Can you convince the integrator to evaluate the Jacobian at every time step? If your solution is rapidly varying and the Jacobian is ill-conditioned, the logic in some integrators can get confused and not update the Jacobian when it should. We have run into this with DASSL years ago. We had to hack the code, but I don’t think that is necessary anymore. I think, but my memory on this may be wrong, that pvode and cvode let you do this.
@ChrisRackauckas, is there a flag @MrSantiagoPrado can set in DifferentialEquation.jl to force Jacobian updates at every time step?
I’m a bit new to using numeriacal algoriths, and DifferentialEquations.jl, but, is there any advantage in me calculating the exact Jacobian by hand and feeding it to the solver?

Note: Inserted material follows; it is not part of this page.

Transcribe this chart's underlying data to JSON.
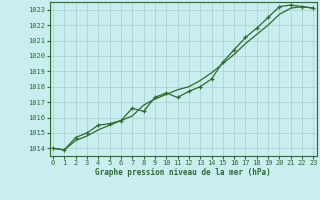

I’ve noticed the r.h.s. of your equations mostly uses the diameter of the universe (i.e. cbrt(volume) ). If that’s the case maybe you could make that your dynamic variable and get a bit smaller numbers to work with. You can always take a power of three in your analysis
Most integrators default to a finite diffrerence Jacobian. That is generally ok and you’d need very little effects from changing to an analytic Jacobian. However, your Jacobian is ill-conditioned and your solution is rapidly varying during inflation. So, the finite difference error might make a difference. If your integrator uses automatic differentiation, then you already have a (computer-generated) analytic Jacobian, so you won’t gain much. For small systems, the performance difference should be pretty minimial. A hand computed Jacobian is faster than anything else if the human time to compute it is reasonable.
The good news is that your system is small and the Jacobian is easy to compute by hand. I would give it a try in this case to see what happens. My guess is that it won’t matter much, but I would be interested in how it works out. Please reply to this message after you do it.
Ok, I think I got it: The mechanism by which V stops growing is that \beta \to 0. However, numerically there is a small residual for \beta that doesn’t vanish (it stays around 10^{-16}). So you need to fix that somehow if you want stop V from exploding.